Tinker Tailor Soldier Spy (2011)
This was a film that had pretty tough expectations to match. With the first Alfredsson film I saw, Let The Right One In, sitting in my top-10, I put him into my top-20 directors lacking any other evidence. I had a sense about him as a director. It would have been rather embarrassing if this faltered in any major way. Thankfully, Alfredsson is up to the task here, with a cast of some of the very best actors from the British Isles along for the ride.
The main premise of the film, there's a mole in the intelligence service and it needs rooting out, is pretty rote. If it put its main focus on plot, it could easily become an uninspired mess of intrigue. While things remain a bit unclear, as one would expect, for the majority of the film, this isn't really a twisty thriller. The time is instead spent on building up all the characters involved. It is a film that is more about the relationships between men than about spying.
On one side of the ledger you've got Control (John Hurt) who has received information of a mole. He sends Jim (Mark Strong) to Hungary in an effort to sort this out, but things go very wrong, leading to the ouster of Control and George (Gary Oldman). George is pulled out of retirement to pursue the mole when additional information is revealed. He brings Peter (Benedict Cumberbatch, sadly without his Cumberstache) along with him for the task. On the other hand, you have the four men who now run the shop and are the four suspects, Percy (Toby Jones), Toby (David Dencik), Roy (Ciaran Hinds) and Bill (Colin Firth).

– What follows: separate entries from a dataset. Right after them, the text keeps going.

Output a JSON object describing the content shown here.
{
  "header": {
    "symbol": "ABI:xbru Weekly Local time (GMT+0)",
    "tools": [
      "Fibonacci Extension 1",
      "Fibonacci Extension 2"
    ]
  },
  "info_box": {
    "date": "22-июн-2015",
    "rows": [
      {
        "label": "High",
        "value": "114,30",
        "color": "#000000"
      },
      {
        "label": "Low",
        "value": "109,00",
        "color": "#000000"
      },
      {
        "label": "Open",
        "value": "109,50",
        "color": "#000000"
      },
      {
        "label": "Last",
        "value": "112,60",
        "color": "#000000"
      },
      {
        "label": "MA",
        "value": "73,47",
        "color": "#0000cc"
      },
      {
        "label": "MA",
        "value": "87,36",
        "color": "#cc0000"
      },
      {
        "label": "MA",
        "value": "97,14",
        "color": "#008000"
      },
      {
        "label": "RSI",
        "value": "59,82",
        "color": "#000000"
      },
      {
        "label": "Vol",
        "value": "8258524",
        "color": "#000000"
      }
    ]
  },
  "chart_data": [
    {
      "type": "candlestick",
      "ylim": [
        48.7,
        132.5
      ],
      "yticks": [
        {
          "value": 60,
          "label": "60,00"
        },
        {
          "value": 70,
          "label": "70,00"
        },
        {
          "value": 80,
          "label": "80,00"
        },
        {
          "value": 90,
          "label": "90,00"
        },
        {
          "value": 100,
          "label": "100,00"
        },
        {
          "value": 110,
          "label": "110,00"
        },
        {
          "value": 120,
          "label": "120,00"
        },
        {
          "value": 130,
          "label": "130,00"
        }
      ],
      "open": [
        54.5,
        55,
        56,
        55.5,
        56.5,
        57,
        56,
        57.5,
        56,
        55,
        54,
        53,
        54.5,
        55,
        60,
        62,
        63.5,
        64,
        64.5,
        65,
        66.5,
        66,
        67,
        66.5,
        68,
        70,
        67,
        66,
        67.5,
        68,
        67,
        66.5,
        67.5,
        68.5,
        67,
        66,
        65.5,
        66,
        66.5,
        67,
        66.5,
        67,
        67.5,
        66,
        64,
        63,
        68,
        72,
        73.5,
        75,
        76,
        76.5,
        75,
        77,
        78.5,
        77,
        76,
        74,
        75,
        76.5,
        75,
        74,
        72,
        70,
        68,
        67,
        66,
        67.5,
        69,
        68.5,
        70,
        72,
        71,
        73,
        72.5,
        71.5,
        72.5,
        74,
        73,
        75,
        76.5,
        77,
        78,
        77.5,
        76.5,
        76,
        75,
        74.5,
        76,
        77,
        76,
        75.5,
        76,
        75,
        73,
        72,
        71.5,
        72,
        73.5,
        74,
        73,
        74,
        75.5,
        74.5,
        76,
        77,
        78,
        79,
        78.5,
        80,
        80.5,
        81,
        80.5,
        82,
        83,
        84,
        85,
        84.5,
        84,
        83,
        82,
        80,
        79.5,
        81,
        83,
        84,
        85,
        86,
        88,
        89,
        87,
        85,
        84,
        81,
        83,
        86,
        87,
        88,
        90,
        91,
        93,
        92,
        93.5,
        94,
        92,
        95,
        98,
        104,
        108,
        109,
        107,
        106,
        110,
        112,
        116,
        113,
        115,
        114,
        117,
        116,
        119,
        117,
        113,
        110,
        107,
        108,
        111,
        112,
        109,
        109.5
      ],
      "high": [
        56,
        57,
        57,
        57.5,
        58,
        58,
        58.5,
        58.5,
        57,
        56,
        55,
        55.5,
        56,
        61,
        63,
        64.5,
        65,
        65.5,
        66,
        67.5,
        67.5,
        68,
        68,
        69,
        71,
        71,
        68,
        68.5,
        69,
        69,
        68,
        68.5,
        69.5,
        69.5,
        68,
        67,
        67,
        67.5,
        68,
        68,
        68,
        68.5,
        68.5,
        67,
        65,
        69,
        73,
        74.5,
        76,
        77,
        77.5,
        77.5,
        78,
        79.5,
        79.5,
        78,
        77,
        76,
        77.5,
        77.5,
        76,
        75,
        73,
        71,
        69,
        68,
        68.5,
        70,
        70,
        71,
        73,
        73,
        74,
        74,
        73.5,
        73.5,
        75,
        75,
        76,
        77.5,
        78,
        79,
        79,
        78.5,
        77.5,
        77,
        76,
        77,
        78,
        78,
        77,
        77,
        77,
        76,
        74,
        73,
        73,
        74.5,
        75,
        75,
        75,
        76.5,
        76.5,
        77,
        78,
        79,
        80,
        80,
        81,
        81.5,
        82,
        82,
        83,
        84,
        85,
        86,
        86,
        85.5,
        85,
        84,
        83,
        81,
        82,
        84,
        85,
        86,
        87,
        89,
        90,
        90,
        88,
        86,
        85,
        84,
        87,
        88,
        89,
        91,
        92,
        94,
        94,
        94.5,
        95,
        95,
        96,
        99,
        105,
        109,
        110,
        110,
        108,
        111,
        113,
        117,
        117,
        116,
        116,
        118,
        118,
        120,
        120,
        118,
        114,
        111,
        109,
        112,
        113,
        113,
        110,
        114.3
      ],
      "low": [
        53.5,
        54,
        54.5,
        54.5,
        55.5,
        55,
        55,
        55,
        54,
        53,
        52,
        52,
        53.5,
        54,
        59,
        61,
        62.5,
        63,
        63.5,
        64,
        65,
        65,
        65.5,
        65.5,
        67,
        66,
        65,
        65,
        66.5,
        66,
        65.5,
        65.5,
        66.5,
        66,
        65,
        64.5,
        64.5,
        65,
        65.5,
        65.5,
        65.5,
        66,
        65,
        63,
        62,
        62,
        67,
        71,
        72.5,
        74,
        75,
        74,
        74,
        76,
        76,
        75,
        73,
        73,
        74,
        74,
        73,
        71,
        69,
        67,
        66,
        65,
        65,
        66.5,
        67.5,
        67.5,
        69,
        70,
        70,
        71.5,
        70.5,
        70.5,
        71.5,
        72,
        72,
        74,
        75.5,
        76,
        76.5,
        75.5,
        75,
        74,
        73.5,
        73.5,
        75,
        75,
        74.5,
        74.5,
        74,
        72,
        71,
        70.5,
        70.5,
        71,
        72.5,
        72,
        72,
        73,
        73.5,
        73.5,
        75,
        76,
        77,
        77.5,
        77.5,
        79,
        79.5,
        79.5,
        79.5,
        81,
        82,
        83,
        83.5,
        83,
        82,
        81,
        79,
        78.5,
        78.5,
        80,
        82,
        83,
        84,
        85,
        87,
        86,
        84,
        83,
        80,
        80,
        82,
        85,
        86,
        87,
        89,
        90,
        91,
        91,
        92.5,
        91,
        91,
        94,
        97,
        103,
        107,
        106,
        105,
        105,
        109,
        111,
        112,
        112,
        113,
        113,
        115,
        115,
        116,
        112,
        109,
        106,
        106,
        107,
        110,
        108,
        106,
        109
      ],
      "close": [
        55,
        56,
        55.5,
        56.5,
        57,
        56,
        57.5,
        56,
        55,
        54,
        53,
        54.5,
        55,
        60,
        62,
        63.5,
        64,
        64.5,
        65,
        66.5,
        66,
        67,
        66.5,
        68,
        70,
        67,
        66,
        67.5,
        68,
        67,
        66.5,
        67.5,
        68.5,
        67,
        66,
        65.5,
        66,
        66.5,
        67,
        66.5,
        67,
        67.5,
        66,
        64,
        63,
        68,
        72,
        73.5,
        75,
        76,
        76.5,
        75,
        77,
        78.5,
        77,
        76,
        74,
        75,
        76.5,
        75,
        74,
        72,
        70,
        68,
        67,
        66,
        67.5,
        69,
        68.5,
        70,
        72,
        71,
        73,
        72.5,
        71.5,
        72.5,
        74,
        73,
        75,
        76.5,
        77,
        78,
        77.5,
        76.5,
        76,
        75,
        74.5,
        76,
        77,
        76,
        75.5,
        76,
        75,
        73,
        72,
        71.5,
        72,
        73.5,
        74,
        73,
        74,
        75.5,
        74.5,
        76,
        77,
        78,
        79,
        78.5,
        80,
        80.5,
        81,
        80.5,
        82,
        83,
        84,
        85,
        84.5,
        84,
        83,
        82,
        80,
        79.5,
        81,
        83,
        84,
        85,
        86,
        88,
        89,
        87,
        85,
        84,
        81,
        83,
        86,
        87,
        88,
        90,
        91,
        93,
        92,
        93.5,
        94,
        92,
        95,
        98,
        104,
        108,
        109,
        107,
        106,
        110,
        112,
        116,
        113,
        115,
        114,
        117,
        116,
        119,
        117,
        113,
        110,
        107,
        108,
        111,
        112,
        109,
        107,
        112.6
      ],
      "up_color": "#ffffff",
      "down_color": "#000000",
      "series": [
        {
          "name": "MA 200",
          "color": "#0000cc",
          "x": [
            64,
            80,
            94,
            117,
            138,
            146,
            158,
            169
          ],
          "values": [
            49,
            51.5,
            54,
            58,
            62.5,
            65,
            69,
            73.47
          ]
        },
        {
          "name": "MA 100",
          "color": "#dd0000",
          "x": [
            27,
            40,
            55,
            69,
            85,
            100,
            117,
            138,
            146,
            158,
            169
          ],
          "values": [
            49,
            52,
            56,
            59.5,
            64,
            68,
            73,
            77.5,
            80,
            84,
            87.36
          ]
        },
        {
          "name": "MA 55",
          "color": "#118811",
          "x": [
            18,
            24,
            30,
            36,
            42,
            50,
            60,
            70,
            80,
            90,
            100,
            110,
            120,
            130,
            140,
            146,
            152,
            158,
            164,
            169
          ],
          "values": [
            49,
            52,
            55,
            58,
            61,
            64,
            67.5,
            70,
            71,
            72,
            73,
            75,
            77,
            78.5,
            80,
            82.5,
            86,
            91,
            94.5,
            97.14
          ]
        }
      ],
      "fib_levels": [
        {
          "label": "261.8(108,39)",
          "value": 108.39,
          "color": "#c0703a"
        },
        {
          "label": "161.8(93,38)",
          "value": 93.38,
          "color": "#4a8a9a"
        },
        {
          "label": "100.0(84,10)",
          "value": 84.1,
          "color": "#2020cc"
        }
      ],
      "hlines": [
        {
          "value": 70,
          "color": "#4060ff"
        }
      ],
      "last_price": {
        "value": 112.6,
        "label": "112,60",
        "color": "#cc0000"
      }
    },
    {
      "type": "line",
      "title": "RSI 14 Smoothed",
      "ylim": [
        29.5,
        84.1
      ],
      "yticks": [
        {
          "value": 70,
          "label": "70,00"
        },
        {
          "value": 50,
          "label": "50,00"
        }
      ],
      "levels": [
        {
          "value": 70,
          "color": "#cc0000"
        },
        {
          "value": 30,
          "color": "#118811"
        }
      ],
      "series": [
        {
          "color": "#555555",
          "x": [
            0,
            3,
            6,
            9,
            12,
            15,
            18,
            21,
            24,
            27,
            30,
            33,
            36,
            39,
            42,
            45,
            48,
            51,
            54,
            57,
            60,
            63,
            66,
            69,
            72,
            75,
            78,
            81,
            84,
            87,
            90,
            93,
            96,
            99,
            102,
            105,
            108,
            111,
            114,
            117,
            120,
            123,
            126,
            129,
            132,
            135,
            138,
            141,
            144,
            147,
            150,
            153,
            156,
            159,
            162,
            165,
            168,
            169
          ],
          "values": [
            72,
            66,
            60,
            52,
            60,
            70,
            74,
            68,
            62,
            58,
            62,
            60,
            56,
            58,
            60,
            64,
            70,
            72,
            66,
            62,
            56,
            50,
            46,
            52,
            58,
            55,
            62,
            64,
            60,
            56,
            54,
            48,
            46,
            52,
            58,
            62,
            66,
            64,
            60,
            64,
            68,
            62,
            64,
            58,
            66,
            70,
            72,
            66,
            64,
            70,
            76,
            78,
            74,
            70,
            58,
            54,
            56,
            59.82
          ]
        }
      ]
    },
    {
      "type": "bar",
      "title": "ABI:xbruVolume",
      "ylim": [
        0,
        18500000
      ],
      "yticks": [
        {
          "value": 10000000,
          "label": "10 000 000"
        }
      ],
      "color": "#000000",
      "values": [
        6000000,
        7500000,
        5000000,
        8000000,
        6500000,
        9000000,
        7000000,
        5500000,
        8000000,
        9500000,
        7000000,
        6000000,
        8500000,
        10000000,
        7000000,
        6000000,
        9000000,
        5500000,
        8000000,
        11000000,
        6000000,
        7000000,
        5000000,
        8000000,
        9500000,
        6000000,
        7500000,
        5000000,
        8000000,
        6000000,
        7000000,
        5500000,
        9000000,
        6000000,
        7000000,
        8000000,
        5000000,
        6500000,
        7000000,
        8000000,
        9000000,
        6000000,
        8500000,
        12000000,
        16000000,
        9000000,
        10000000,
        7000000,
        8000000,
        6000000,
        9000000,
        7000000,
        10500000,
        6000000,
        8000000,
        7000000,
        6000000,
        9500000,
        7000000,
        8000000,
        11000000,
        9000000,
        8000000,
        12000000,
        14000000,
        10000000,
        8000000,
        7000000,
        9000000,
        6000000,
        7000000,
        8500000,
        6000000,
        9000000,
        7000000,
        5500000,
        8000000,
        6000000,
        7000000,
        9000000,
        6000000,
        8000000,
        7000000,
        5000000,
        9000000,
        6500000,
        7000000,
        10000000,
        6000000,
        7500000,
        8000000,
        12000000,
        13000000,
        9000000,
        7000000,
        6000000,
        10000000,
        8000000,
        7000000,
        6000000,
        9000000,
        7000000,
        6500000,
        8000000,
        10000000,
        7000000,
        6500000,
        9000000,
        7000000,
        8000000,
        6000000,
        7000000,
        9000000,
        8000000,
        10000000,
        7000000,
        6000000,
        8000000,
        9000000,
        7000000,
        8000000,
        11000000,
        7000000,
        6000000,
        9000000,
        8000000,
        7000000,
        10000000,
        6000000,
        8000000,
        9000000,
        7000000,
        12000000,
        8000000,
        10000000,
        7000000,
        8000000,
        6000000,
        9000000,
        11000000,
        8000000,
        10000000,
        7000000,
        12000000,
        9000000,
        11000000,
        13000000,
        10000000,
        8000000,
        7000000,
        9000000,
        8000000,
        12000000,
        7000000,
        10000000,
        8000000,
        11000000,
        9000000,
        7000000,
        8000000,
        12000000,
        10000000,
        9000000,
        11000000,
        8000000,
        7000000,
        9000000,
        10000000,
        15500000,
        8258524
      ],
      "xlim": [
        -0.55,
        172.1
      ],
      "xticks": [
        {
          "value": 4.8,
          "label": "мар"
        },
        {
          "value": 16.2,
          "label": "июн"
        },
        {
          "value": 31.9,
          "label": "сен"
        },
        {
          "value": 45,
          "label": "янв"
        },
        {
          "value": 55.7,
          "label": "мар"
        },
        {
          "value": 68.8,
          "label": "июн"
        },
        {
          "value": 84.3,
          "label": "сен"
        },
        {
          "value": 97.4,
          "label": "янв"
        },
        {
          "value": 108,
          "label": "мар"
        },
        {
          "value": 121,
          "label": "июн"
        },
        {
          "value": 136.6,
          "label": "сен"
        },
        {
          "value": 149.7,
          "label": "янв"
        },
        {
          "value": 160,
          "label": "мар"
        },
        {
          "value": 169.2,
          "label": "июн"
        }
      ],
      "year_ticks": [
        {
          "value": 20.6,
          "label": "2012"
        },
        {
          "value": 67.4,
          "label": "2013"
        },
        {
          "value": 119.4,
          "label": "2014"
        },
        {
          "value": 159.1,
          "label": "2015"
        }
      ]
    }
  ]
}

There are a few different interesting dynamics between characters, told through a set of flashbacks, craftily tied into the present either through interview or reminiscence. By keeping the story in the present at all times in this manner, it avoids becoming a mess of timelines to keep straight. The way these developments come together in the end is a real great bit of emotion in an otherwise fairly icy tale. If I have one complaint, it is that one of the four suspects seems notably overlooked compared to the others.
As much as I do like the character-based drama, the film could use a few more moments of higher tension. There is one primary spying set-piece where Peter has to go into the office to recover a crucial document that could help determine who to believe, it is one of the highlights of the film. The film does overdo it with its focus on mood; how many times do I really need to see George swim. That makes the pacing a bit slack at times and had one person in my theatre snoring loudly for at least half the film, annoying the rest of us. So while this lacks just a little to make it a truly great bit of entertainment, it is a supremely crafted film.